According to Francesco Macchi from COIM, the online channel represents one of the genuine opportunities fully and completely revealed during the pandemic: “Potential future opportunities connected to the world of footwear are aligned with the rise in online sales. The current feeling is that this kind of sales requires a shortening of the supply chain with the subsequent possibility of shortening the demand. There could accordingly be a reallocation of production currently outsourced in Asia towards markets that are closer by (EMEA), in order to satisfy the fast timing of online commerce”.
This is also confirmed by Enrico Neri from Texon, “Social distancing and new behaviours associated with the Corona virus are decidedly pushing consumers towards new ways of purchasing. Online sales will be one of these and may even become the most important”.
Finally, one last consequence that we faced, connected also to the development of the online channel, regards sector fairs: what role will they play in the near future?
“2020 will be remembered as the year of fairs that were cancelled or postponed because of the Covid-19 healthcare emergency, with restrictions in the organisation of leading events – comments Chiara Meddi from Carnevali -. In these circumstances, digital marketing is an obligatory choice, but this does not mean at all that the epoch of trade fairs is over. Participating in a sector fair has a value that goes beyond mere economic return. Being present among exhibitors is an activity that supports brand awareness for a company, allowing for a rise in network contacts. What really counts, in any marketing investment, whether it’s ‘virtual’ or done through an actual exhibition, is a balanced choice of channels that will lead to profit for the company, with a strategic analysis of costs/benefits in accordance with a set of specific goals and the perfect timing.

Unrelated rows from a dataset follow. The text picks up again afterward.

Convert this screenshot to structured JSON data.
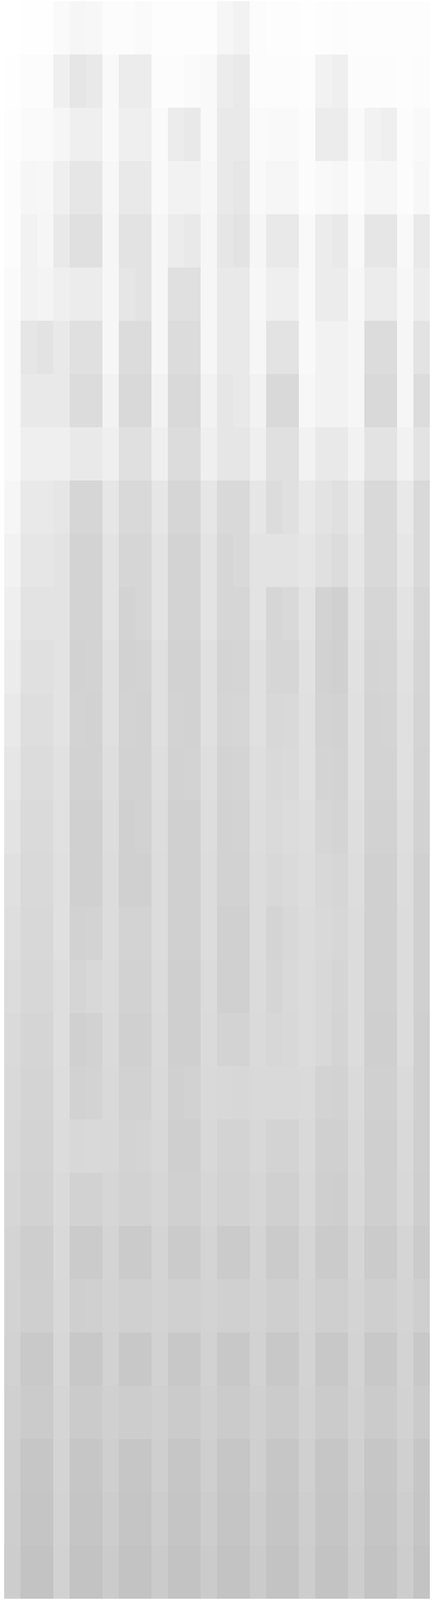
{
  "chart_data": {
    "type": "heatmap",
    "tick_labels": false,
    "color": "#c0c0c0",
    "zlim": [
      0,
      100
    ],
    "cells": [
      [
        0,
        2,
        2,
        8,
        15,
        12,
        5,
        5,
        8,
        3,
        3,
        3,
        3,
        15,
        20,
        5,
        3,
        3,
        2,
        3,
        5,
        3,
        3,
        3,
        3,
        3
      ],
      [
        2,
        5,
        5,
        25,
        40,
        35,
        10,
        30,
        30,
        5,
        5,
        8,
        10,
        30,
        35,
        5,
        5,
        5,
        3,
        20,
        25,
        5,
        5,
        5,
        3,
        5
      ],
      [
        3,
        8,
        8,
        15,
        25,
        25,
        10,
        25,
        25,
        8,
        30,
        35,
        10,
        35,
        35,
        8,
        10,
        10,
        5,
        30,
        30,
        8,
        20,
        25,
        5,
        10
      ],
      [
        5,
        15,
        12,
        25,
        40,
        40,
        12,
        35,
        35,
        10,
        20,
        20,
        12,
        35,
        40,
        10,
        15,
        15,
        5,
        10,
        12,
        5,
        15,
        15,
        5,
        12
      ],
      [
        5,
        20,
        15,
        35,
        50,
        50,
        15,
        45,
        45,
        15,
        30,
        35,
        15,
        40,
        45,
        15,
        35,
        35,
        10,
        30,
        35,
        10,
        40,
        40,
        10,
        35
      ],
      [
        8,
        20,
        18,
        25,
        30,
        30,
        15,
        40,
        45,
        15,
        50,
        50,
        15,
        35,
        35,
        12,
        25,
        25,
        10,
        30,
        30,
        12,
        30,
        30,
        12,
        30
      ],
      [
        10,
        40,
        45,
        35,
        50,
        50,
        15,
        55,
        55,
        15,
        55,
        55,
        15,
        35,
        35,
        15,
        45,
        45,
        10,
        20,
        20,
        15,
        55,
        55,
        15,
        45
      ],
      [
        10,
        35,
        35,
        35,
        55,
        55,
        20,
        60,
        60,
        20,
        60,
        60,
        20,
        40,
        35,
        20,
        60,
        60,
        12,
        20,
        20,
        15,
        60,
        60,
        15,
        55
      ],
      [
        10,
        25,
        25,
        25,
        35,
        35,
        25,
        50,
        50,
        25,
        55,
        55,
        25,
        40,
        40,
        25,
        50,
        50,
        20,
        35,
        35,
        20,
        45,
        45,
        20,
        45
      ],
      [
        15,
        35,
        35,
        40,
        65,
        65,
        40,
        60,
        60,
        40,
        65,
        65,
        40,
        60,
        60,
        40,
        55,
        50,
        35,
        45,
        50,
        35,
        60,
        60,
        35,
        60
      ],
      [
        20,
        40,
        40,
        45,
        70,
        70,
        45,
        65,
        65,
        45,
        70,
        70,
        45,
        65,
        60,
        45,
        45,
        45,
        40,
        50,
        55,
        40,
        60,
        60,
        40,
        60
      ],
      [
        25,
        45,
        45,
        45,
        70,
        70,
        45,
        70,
        65,
        45,
        70,
        70,
        45,
        65,
        65,
        45,
        65,
        60,
        45,
        70,
        75,
        45,
        65,
        65,
        45,
        65
      ],
      [
        30,
        50,
        50,
        45,
        72,
        70,
        50,
        72,
        70,
        50,
        72,
        72,
        50,
        68,
        66,
        50,
        65,
        65,
        48,
        72,
        75,
        48,
        68,
        66,
        48,
        66
      ],
      [
        35,
        52,
        52,
        45,
        70,
        72,
        50,
        70,
        72,
        50,
        70,
        72,
        50,
        66,
        65,
        50,
        62,
        60,
        50,
        70,
        72,
        50,
        70,
        68,
        50,
        68
      ],
      [
        40,
        55,
        55,
        48,
        72,
        72,
        52,
        72,
        72,
        52,
        72,
        70,
        52,
        70,
        68,
        52,
        60,
        58,
        50,
        68,
        70,
        50,
        70,
        70,
        50,
        70
      ],
      [
        45,
        58,
        58,
        48,
        74,
        74,
        54,
        74,
        72,
        54,
        74,
        74,
        54,
        72,
        70,
        54,
        58,
        55,
        52,
        65,
        68,
        52,
        72,
        72,
        52,
        72
      ],
      [
        50,
        60,
        60,
        50,
        74,
        74,
        55,
        74,
        74,
        55,
        74,
        74,
        55,
        72,
        72,
        55,
        62,
        58,
        54,
        62,
        65,
        54,
        74,
        74,
        54,
        74
      ],
      [
        52,
        62,
        62,
        50,
        72,
        70,
        56,
        70,
        70,
        56,
        75,
        75,
        56,
        74,
        74,
        56,
        68,
        62,
        55,
        60,
        64,
        55,
        74,
        74,
        55,
        74
      ],
      [
        55,
        64,
        64,
        52,
        66,
        62,
        57,
        72,
        72,
        57,
        76,
        76,
        57,
        74,
        74,
        57,
        66,
        60,
        56,
        62,
        66,
        56,
        75,
        75,
        56,
        75
      ],
      [
        58,
        66,
        66,
        52,
        74,
        72,
        58,
        74,
        74,
        58,
        76,
        76,
        58,
        70,
        70,
        58,
        64,
        62,
        56,
        62,
        68,
        56,
        76,
        76,
        56,
        76
      ],
      [
        60,
        68,
        68,
        54,
        72,
        70,
        60,
        72,
        72,
        60,
        74,
        72,
        60,
        62,
        64,
        60,
        60,
        60,
        58,
        70,
        72,
        58,
        74,
        74,
        58,
        76
      ],
      [
        62,
        70,
        70,
        55,
        62,
        60,
        62,
        70,
        68,
        62,
        76,
        76,
        62,
        70,
        70,
        62,
        70,
        70,
        60,
        74,
        74,
        60,
        76,
        76,
        60,
        76
      ],
      [
        65,
        72,
        72,
        58,
        72,
        72,
        65,
        72,
        72,
        65,
        74,
        74,
        65,
        72,
        72,
        65,
        74,
        74,
        62,
        76,
        78,
        62,
        76,
        76,
        62,
        78
      ],
      [
        68,
        78,
        78,
        60,
        82,
        82,
        68,
        82,
        82,
        68,
        82,
        82,
        68,
        82,
        82,
        68,
        82,
        82,
        66,
        82,
        82,
        66,
        82,
        82,
        66,
        82
      ],
      [
        70,
        76,
        76,
        62,
        76,
        74,
        70,
        74,
        74,
        70,
        74,
        74,
        70,
        74,
        74,
        70,
        76,
        76,
        68,
        76,
        76,
        68,
        76,
        76,
        68,
        76
      ],
      [
        72,
        86,
        86,
        64,
        88,
        88,
        72,
        88,
        88,
        72,
        88,
        88,
        72,
        88,
        88,
        72,
        88,
        88,
        70,
        88,
        88,
        70,
        88,
        88,
        70,
        88
      ],
      [
        74,
        82,
        82,
        66,
        82,
        82,
        74,
        80,
        80,
        74,
        82,
        82,
        74,
        82,
        82,
        74,
        82,
        82,
        72,
        82,
        82,
        72,
        82,
        82,
        72,
        82
      ],
      [
        76,
        90,
        90,
        68,
        90,
        90,
        76,
        90,
        90,
        76,
        90,
        90,
        76,
        90,
        90,
        76,
        90,
        90,
        74,
        90,
        90,
        74,
        90,
        90,
        74,
        90
      ],
      [
        78,
        92,
        92,
        70,
        92,
        92,
        80,
        92,
        92,
        80,
        92,
        92,
        80,
        92,
        92,
        80,
        92,
        92,
        78,
        92,
        92,
        78,
        92,
        92,
        78,
        92
      ],
      [
        80,
        95,
        95,
        72,
        95,
        95,
        82,
        95,
        95,
        82,
        95,
        95,
        82,
        95,
        95,
        82,
        95,
        95,
        80,
        95,
        95,
        80,
        95,
        95,
        80,
        95
      ]
    ]
  }
}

What is often true in life is also true in marketing: the correct orientation of the compass for an effective choice lies in the middle with the harmonious integration of multiple channels, identified as those that will be most effective in achieving specific company goals”.
According to Enrico Neri from Texon “A long time must pass before fairs return as a physical meeting place, but they can maintain their role as a meeting point between suppliers and customers if they are successful in their attempts to effectively manage digital platforms, virtual fairs, and connect players in the market’s supply chain so they can constantly exchange information”.
Once again, Giovanni Giuliano from Bicap confirms: “Fairs will continue to play an important role in the marketing plans of any company. They represent the main moment of physical contact between company and customer, with the finalisation of all the work done remotely. During the fairs, they manage to transmit more effectively all those human values characterising a company and its history, values that in the end lead customers to consider you a ‘supplier partner’ and not just a simple ‘supplier’”.
There are also those who hope for new hybrid trade fair formats in the future: “It could be interesting to increasingly present a mix of physical and virtual participants”, comments Francesco Macchi from COIM.